18.7 In these cases, the Seller is entitled to cancel the order in whole or in part or to deliver the order once the fulfillment barrier has ceased.
18.8 If the fulfilment period lasts for more than 60 days, either party may terminate the Agreement by written notification to the other Party with a written notice of 15 days.
18.9 The buyer may not claim a proportionate refusal, natural fulfilment or compensation of any kind in the event of force majeure.
19. Duration and termination of the agreement
19.1 Duration of the agreement. The agreement runs according to the period agreed between Seller and Buyer, as set out in the Agreement. TheReafter, Seller reserves the right to extend the Agreement automatically by 1 year, unless the Agreement has been terminated by one of the parties in accordance with the following rule.
19.2 Termination of the agreement. The Agreement may be terminated by either Party with 6 months’ written notice at the end of the period agreed between the Parties, which is also set out in the Agreement.
19.3 Duration of emergency and consultancy agreements. Contingency and Consultancy agreements run from the conclusion of the agreement between Seller and Buyer.
19.4 Termination of emergency and consultancy agreements. Emergency and consultant agreements may be terminated by any party with 3 months’ written notice until the end of one month.
20. Personal data
20.1 Buyer is responsible for compliance with applicable laws in
buyer’s use of Seller’s Products for the processing of personal data.
21. Professional secrecy
21.1 Each Party is obliged to treat all information about the other Party and on the contractual relationship confidentially. This applies even after the agreement has ended. However, unless otherwise specified in the Agreement, the Seller is entitled to disclose the existence and form of the
to prospects and business partners, including the Seller is entitled to use buyer’s name as a reference.
22.1 Neither party may transfer its rights and obligations to third parties without the consent of the other, except for the transfer of the Seller’s entire business or part thereof. Moreover, consent can only be refused if there is an objective reasonable justification for it.
23. Obsolescence of claims
23.1 After the one year after the date of conclusion of the Agreement between Seller and Buyer, buyer may not make any claim of any kind in connection with the Agreement to the Seller.
24. Disputes and choice of law
24.1 This Agreement and all its supplements are subject to Danish law.

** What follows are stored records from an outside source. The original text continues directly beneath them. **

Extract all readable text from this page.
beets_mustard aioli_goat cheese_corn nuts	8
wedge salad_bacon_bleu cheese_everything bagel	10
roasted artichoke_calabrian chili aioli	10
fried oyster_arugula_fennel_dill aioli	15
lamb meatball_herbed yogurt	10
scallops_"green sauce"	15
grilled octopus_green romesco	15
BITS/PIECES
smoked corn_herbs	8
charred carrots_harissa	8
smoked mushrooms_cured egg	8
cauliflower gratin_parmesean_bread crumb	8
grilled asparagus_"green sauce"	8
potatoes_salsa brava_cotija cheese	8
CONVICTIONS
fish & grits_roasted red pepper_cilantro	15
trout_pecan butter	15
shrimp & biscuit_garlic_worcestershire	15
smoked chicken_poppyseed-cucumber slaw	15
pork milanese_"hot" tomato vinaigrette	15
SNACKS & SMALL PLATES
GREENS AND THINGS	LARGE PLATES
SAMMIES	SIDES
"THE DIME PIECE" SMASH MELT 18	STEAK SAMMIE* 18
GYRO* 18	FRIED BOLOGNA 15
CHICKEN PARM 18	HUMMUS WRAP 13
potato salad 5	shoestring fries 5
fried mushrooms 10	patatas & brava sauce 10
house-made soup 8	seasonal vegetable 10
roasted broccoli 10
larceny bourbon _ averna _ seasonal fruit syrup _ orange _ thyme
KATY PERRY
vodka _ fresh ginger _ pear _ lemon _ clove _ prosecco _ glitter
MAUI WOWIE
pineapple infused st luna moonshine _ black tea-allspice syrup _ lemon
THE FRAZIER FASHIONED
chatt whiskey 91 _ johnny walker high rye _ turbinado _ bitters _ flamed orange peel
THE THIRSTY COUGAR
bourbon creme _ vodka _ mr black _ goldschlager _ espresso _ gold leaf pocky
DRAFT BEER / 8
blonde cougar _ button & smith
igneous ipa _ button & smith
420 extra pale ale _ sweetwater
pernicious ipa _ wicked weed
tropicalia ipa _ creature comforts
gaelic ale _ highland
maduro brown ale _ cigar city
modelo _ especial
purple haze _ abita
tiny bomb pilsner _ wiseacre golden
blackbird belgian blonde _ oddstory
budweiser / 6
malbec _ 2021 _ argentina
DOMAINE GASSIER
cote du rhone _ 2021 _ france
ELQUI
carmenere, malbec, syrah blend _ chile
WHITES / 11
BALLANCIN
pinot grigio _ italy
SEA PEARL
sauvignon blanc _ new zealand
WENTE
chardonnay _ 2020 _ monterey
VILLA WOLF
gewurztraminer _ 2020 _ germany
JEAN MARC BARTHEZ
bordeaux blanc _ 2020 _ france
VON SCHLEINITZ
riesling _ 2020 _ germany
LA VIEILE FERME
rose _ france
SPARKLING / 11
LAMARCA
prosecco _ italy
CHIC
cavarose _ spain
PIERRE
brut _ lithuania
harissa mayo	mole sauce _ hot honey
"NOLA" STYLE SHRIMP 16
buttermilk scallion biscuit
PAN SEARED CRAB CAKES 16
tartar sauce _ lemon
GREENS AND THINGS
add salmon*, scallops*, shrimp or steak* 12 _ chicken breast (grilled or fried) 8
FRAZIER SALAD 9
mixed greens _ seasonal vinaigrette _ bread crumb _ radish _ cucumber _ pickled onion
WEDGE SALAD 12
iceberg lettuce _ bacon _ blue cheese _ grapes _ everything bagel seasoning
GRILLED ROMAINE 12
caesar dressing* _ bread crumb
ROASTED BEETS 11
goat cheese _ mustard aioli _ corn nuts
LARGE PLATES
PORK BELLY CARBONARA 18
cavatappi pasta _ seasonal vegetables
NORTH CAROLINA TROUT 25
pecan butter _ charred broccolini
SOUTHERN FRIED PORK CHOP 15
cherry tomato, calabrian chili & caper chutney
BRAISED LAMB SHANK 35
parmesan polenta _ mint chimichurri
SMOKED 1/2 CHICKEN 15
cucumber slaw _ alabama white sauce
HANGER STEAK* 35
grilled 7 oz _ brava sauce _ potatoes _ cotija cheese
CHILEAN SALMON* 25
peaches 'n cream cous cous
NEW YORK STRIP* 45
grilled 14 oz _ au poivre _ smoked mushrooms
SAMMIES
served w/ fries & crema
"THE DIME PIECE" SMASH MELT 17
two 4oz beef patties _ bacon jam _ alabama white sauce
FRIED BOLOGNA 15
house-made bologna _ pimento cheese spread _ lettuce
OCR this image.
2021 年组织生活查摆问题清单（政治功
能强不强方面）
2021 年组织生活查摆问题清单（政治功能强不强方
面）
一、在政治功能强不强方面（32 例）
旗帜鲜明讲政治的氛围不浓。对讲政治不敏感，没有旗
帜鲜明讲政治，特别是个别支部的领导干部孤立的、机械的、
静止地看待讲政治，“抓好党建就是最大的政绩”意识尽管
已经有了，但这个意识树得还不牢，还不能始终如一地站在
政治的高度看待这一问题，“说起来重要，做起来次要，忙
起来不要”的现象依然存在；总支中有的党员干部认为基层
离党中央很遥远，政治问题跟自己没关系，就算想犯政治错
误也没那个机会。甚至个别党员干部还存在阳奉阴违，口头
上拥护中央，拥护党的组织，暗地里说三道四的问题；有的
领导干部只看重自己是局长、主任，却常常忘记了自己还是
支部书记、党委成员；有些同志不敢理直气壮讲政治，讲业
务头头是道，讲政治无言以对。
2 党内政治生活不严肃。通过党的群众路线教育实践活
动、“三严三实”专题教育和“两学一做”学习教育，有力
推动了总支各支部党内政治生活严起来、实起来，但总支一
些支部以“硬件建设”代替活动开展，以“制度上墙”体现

24.2 Any dispute arising out of this Agreement, including disputes concerning the existence or validity of the Agreement, shall be addressed by mediation before the Arbitration Institute in accordance with the rules adopted by the Arbitration Institute applicable when the request for mediation is lodged.
24.3 If the mediation is terminated without the dispute being resolved, the dispute shall be settled by arbitration by the Arbitration Institute in accordance with the rules adopted by the Arbitration Institute, which are applicable by the
the opening of the arbitration proceedings. Unless the parties agree that the arbitral tribunal shall consist of only one arbitrator, each party shall appoint an arbitrator and the chairman of the arbitral tribunal shall be appointed by the Foundation.
25. Disclosure and acceptance of the above terms
25.1 These Terms are provided to – and accepted by – buyer upon the purchase of Products, including consultancy services, service agreements and/or contingency agreements from the Seller.